Stanford 2, Cal-Santa Barbara 1
Georgia 4, Tulane 0
Miami, Florida 5, South Carolina 2
Rice 9, Tennessee 2

Friday, June 1:

Stanford 8, Cal-Santa Barbara 5
Georgia 5, Tulane 3
South Carolina 3, Miami, Florida 1
Tennessee 6, Rice 1

Saturday, June 2:

Cal-Santa Barbara 8, Stanford 3
Tulane 3, Georgia 2
South Carolina 6, Miami, Florida 0
Rice 3, Tennessee 1

Sunday, June 3:

Stanford 9, Cal-Santa Barbara 6
Tulane 3, Georgia 0
South Carolina 7, Miami, Florida 5
Rice 11, Tennessee 8

Monday, June 4:

Tulane 8, Georgia 2

Stanford, Tulane, South Carolina, and Rice head to Omaha, where Stanford would be a fairly prohibitive favorite (by baseball standards, anyway) in this scenario. Note that, despite the best-of-five format, none of these four have played more than 8 games so far, although Miami and Georgia played nine before going out.

Friday, June 8:

Rice 2, Stanford 1
South Carolina 5, Tulane 2

Saturday, June 9:

Stanford 9, Rice 7
Tulane 11, South Carolina 8

Sunday, June 10:

Stanford 8, Rice 4
South Carolina 10, Tulane 2

Sunday, June 10:

Stanford 3, Rice 2
South Carolina 9, Tulane 4

In a nice balance between the desire for the underdog and the desire for the best team to win, we get the best team playing a Cinderella on a nice, lucky run. Oddly enough, these are the same two teams that played in the finals in the simulation I ran last year; I'm sure there's a conspirancy there, too.
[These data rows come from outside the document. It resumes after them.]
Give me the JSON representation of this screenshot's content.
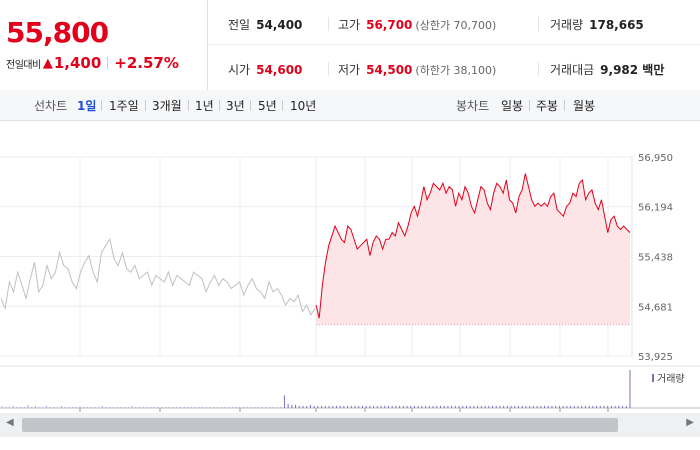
{
  "quote": {
    "price": "55,800",
    "change_label": "전일대비",
    "change_icon": "up-triangle-icon",
    "change_amount": "1,400",
    "change_pct": "+2.57%",
    "stats": {
      "prev_close_label": "전일",
      "prev_close": "54,400",
      "high_label": "고가",
      "high": "56,700",
      "upper_limit": "(상한가 70,700)",
      "volume_label": "거래량",
      "volume": "178,665",
      "open_label": "시가",
      "open": "54,600",
      "low_label": "저가",
      "low": "54,500",
      "lower_limit": "(하한가 38,100)",
      "value_label": "거래대금",
      "value": "9,982 백만"
    }
  },
  "tabs": {
    "line_label": "선차트",
    "line_periods": [
      "1일",
      "1주일",
      "3개월",
      "1년",
      "3년",
      "5년",
      "10년"
    ],
    "active_period": "1일",
    "candle_label": "봉차트",
    "candle_periods": [
      "일봉",
      "주봉",
      "월봉"
    ]
  },
  "colors": {
    "up": "#e3001b",
    "prev_day_line": "#c0c0c0",
    "area_fill": "#fde4e6"
  },
  "chart_data": {
    "type": "line",
    "y_ticks": [
      56950,
      56194,
      55438,
      54681,
      53925
    ],
    "y_tick_labels": [
      "56,950",
      "56,194",
      "55,438",
      "54,681",
      "53,925"
    ],
    "ylim": [
      53925,
      56950
    ],
    "reference_line": 54400,
    "volume_legend": "거래량",
    "grid": true,
    "series": [
      {
        "values": [
          54800,
          54650,
          55050,
          54900,
          55200,
          55000,
          54800,
          55100,
          55350,
          54900,
          55000,
          55300,
          55100,
          55200,
          55500,
          55300,
          55250,
          55050,
          54950,
          55200,
          55350,
          55450,
          55200,
          55050,
          55500,
          55600,
          55700,
          55400,
          55300,
          55500,
          55250,
          55200,
          55300,
          55100,
          55150,
          55200,
          55000,
          55150,
          55100,
          55050,
          55200,
          55000,
          55150,
          55100,
          55050,
          55000,
          55200,
          55150,
          55100,
          54900,
          55050,
          55150,
          55000,
          55100,
          55050,
          54950,
          55000,
          55050,
          54850,
          55000,
          55100,
          54950,
          54900,
          54800,
          55050,
          54900,
          54950,
          54850,
          54700,
          54800,
          54750,
          54850,
          54600,
          54700,
          54550,
          54650
        ]
      },
      {
        "values": [
          54700,
          54500,
          55000,
          55350,
          55600,
          55750,
          55900,
          55800,
          55700,
          55650,
          55900,
          55850,
          55700,
          55550,
          55600,
          55650,
          55700,
          55450,
          55650,
          55750,
          55700,
          55550,
          55700,
          55700,
          55800,
          55750,
          55950,
          55850,
          55750,
          55900,
          56100,
          56200,
          56050,
          56250,
          56500,
          56300,
          56400,
          56550,
          56500,
          56450,
          56550,
          56400,
          56500,
          56450,
          56200,
          56400,
          56300,
          56500,
          56400,
          56200,
          56100,
          56300,
          56500,
          56450,
          56250,
          56150,
          56400,
          56550,
          56500,
          56400,
          56600,
          56300,
          56250,
          56100,
          56350,
          56450,
          56700,
          56500,
          56300,
          56200,
          56250,
          56200,
          56250,
          56200,
          56350,
          56400,
          56150,
          56100,
          56050,
          56200,
          56250,
          56400,
          56350,
          56550,
          56600,
          56300,
          56400,
          56450,
          56250,
          56150,
          56300,
          56050,
          55800,
          56000,
          56050,
          55900,
          55850,
          55900,
          55850,
          55800
        ]
      }
    ],
    "volume": [
      2,
      1,
      1,
      2,
      1,
      1,
      1,
      3,
      1,
      2,
      1,
      1,
      2,
      1,
      1,
      1,
      2,
      1,
      1,
      1,
      1,
      2,
      1,
      1,
      1,
      1,
      1,
      2,
      1,
      1,
      1,
      1,
      1,
      1,
      1,
      2,
      1,
      1,
      1,
      1,
      1,
      1,
      1,
      1,
      1,
      1,
      1,
      1,
      1,
      1,
      1,
      1,
      1,
      1,
      1,
      1,
      1,
      1,
      1,
      1,
      1,
      1,
      1,
      1,
      1,
      1,
      1,
      1,
      1,
      1,
      1,
      1,
      1,
      1,
      1,
      1,
      12,
      4,
      3,
      3,
      2,
      2,
      2,
      3,
      2,
      2,
      2,
      2,
      2,
      2,
      2,
      2,
      2,
      2,
      2,
      2,
      2,
      2,
      2,
      2,
      2,
      2,
      2,
      2,
      2,
      2,
      2,
      2,
      2,
      2,
      2,
      2,
      2,
      2,
      2,
      2,
      2,
      2,
      2,
      2,
      2,
      2,
      2,
      2,
      2,
      2,
      2,
      2,
      2,
      2,
      2,
      2,
      2,
      2,
      2,
      2,
      2,
      2,
      2,
      2,
      2,
      2,
      2,
      2,
      2,
      2,
      2,
      2,
      2,
      2,
      2,
      2,
      2,
      2,
      2,
      2,
      2,
      2,
      2,
      2,
      2,
      2,
      2,
      2,
      2,
      2,
      2,
      2,
      2,
      36
    ]
  }
}
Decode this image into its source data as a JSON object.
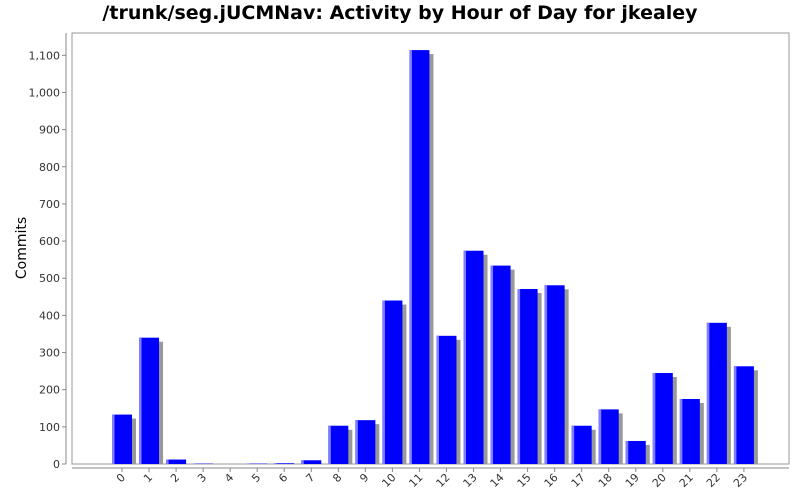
{
  "chart_data": {
    "type": "bar",
    "title": "/trunk/seg.jUCMNav: Activity by Hour of Day for jkealey",
    "xlabel": "",
    "ylabel": "Commits",
    "ylim": [
      0,
      1160
    ],
    "yticks": [
      0,
      100,
      200,
      300,
      400,
      500,
      600,
      700,
      800,
      900,
      1000,
      1100
    ],
    "ytick_labels": [
      "0",
      "100",
      "200",
      "300",
      "400",
      "500",
      "600",
      "700",
      "800",
      "900",
      "1,000",
      "1,100"
    ],
    "categories": [
      "0",
      "1",
      "2",
      "3",
      "4",
      "5",
      "6",
      "7",
      "8",
      "9",
      "10",
      "11",
      "12",
      "13",
      "14",
      "15",
      "16",
      "17",
      "18",
      "19",
      "20",
      "21",
      "22",
      "23"
    ],
    "values": [
      133,
      340,
      12,
      1,
      0,
      1,
      2,
      10,
      103,
      118,
      440,
      1114,
      345,
      574,
      534,
      471,
      481,
      103,
      147,
      62,
      245,
      175,
      380,
      263
    ],
    "grid": false,
    "bar_color": "#0000ff",
    "shadow_color": "#999999"
  }
}
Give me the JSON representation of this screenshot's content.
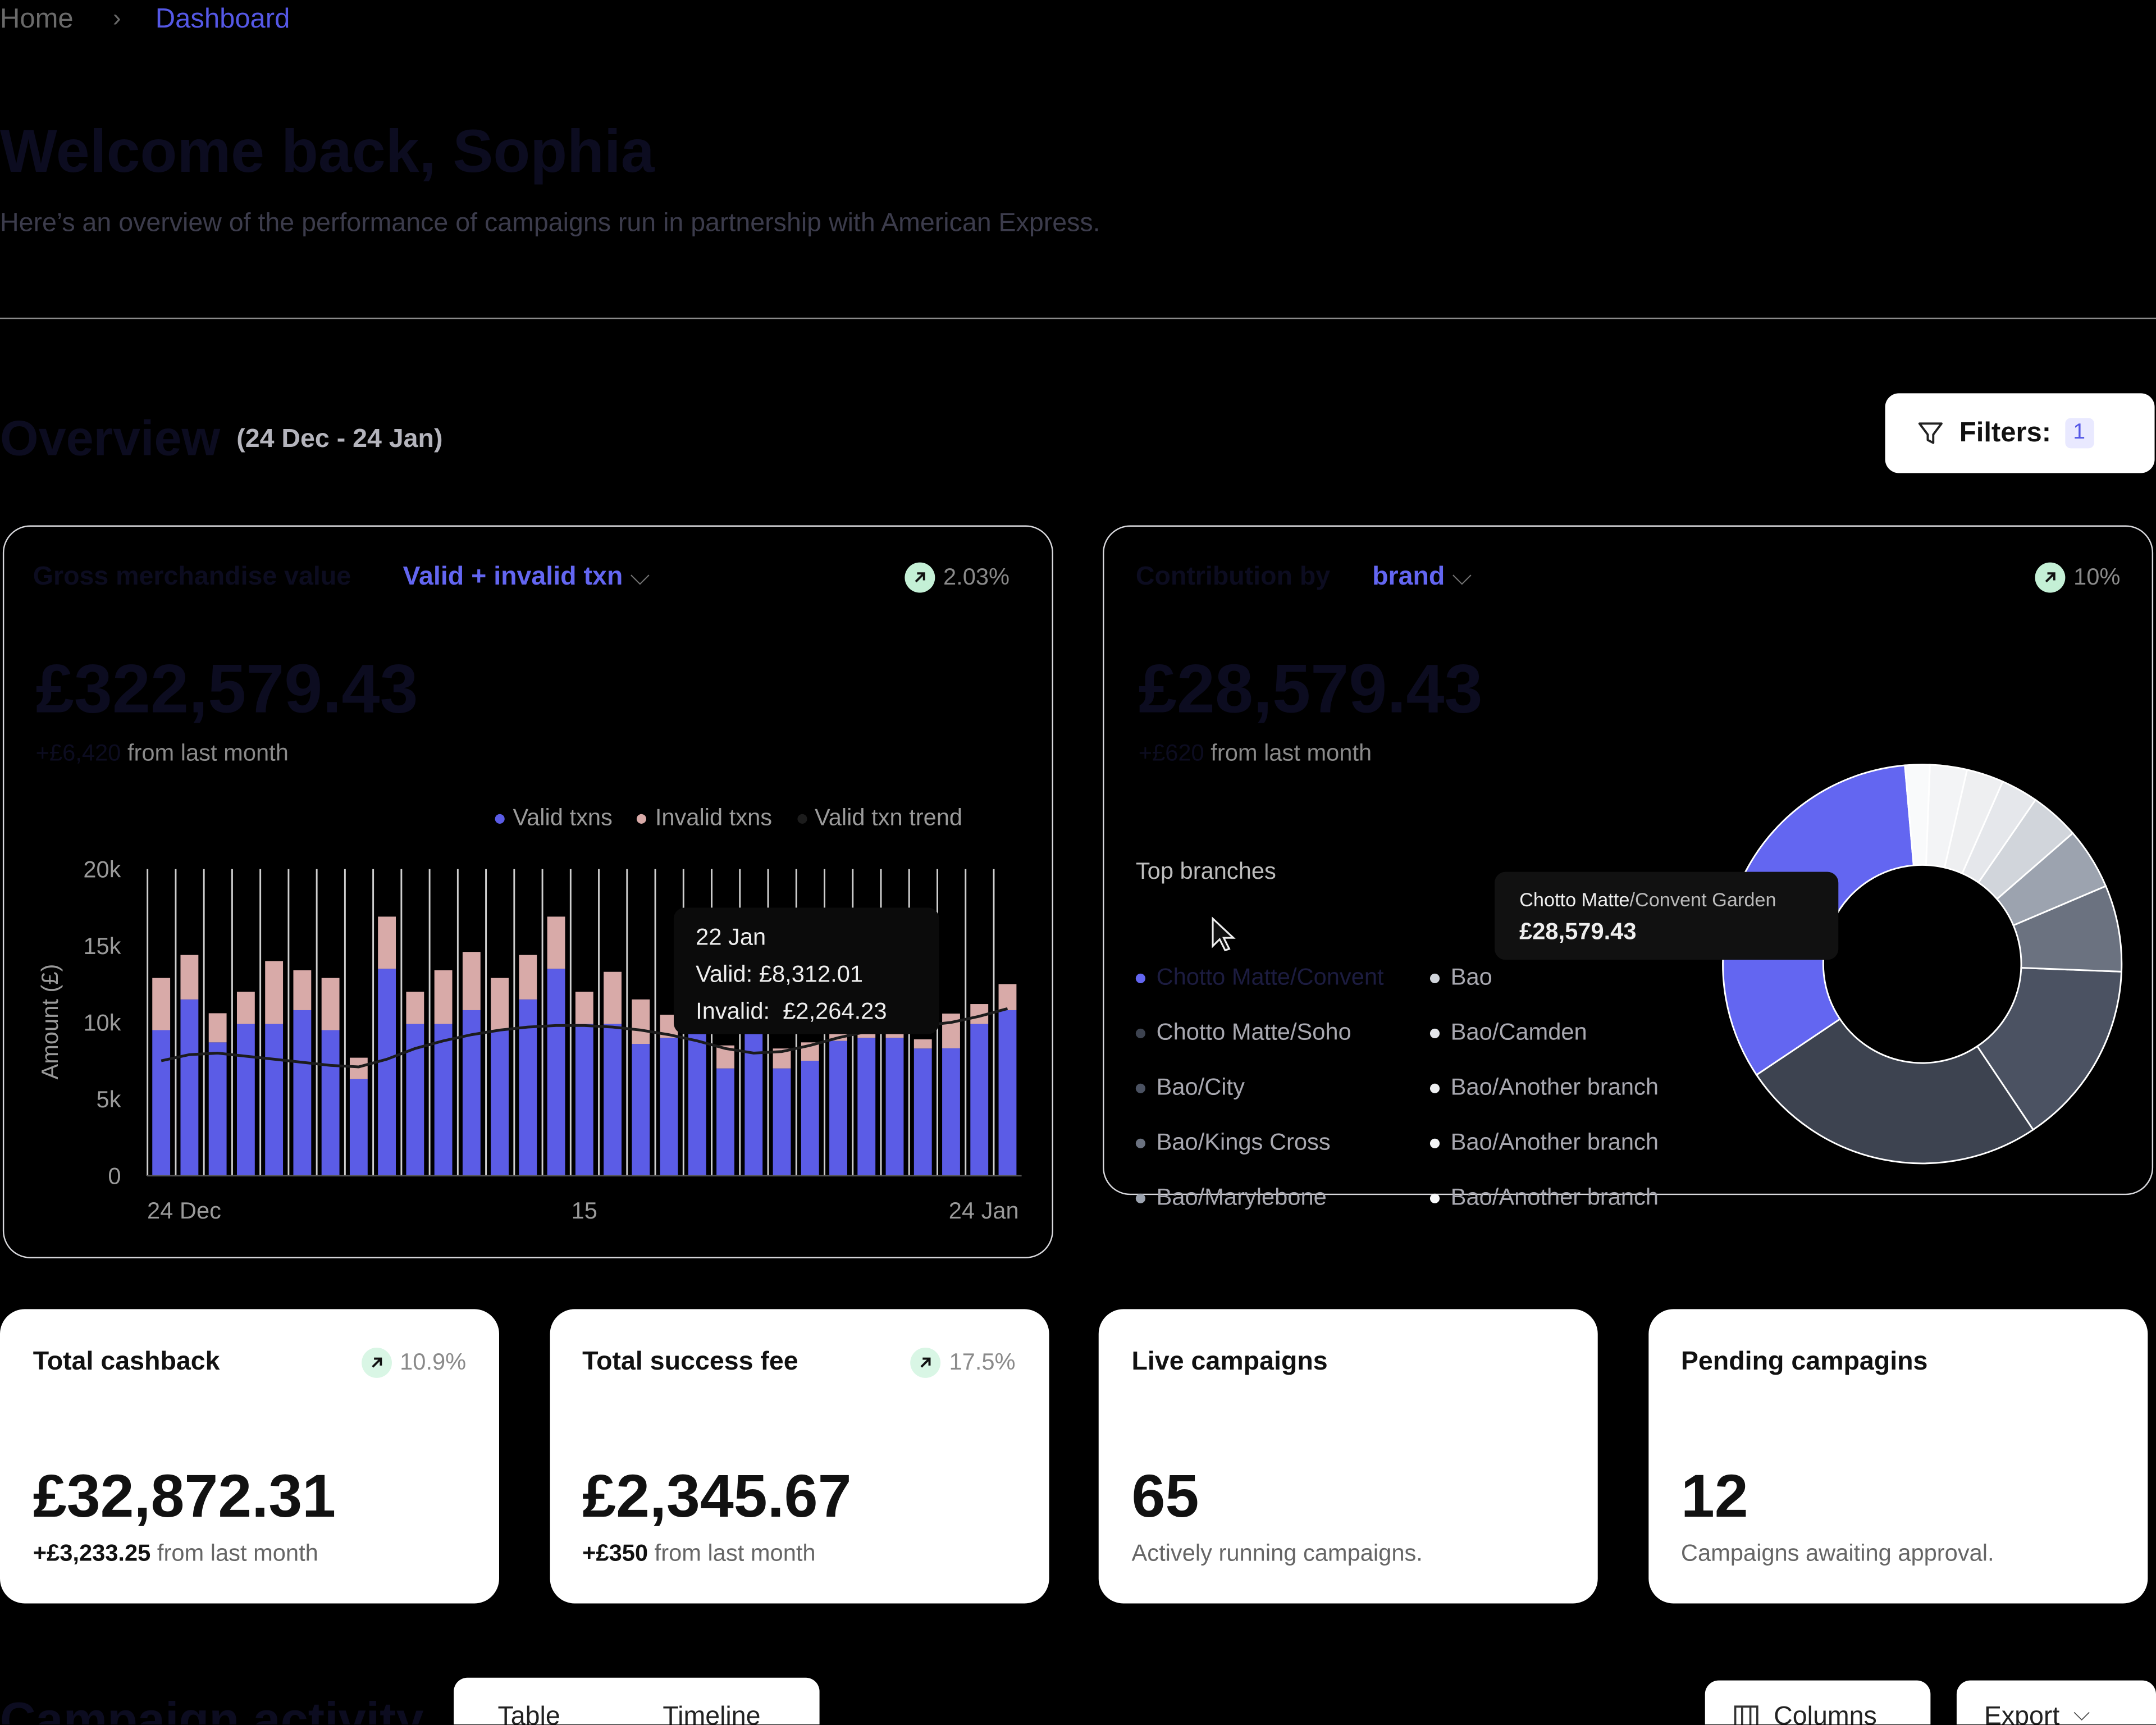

Thursday, June 14 - Sunday, June 17:

Stanford 1, South Carolina 0
Stanford 8, South Carolina 1
South Carolina 9, Stanford 4
Stanford 6, South Carolina 2

No Monday-night title game this time, which probably won't break CBS's heart; as I pointed out last year, that'll only happen every few years, but could draw OK when it does if promoted right.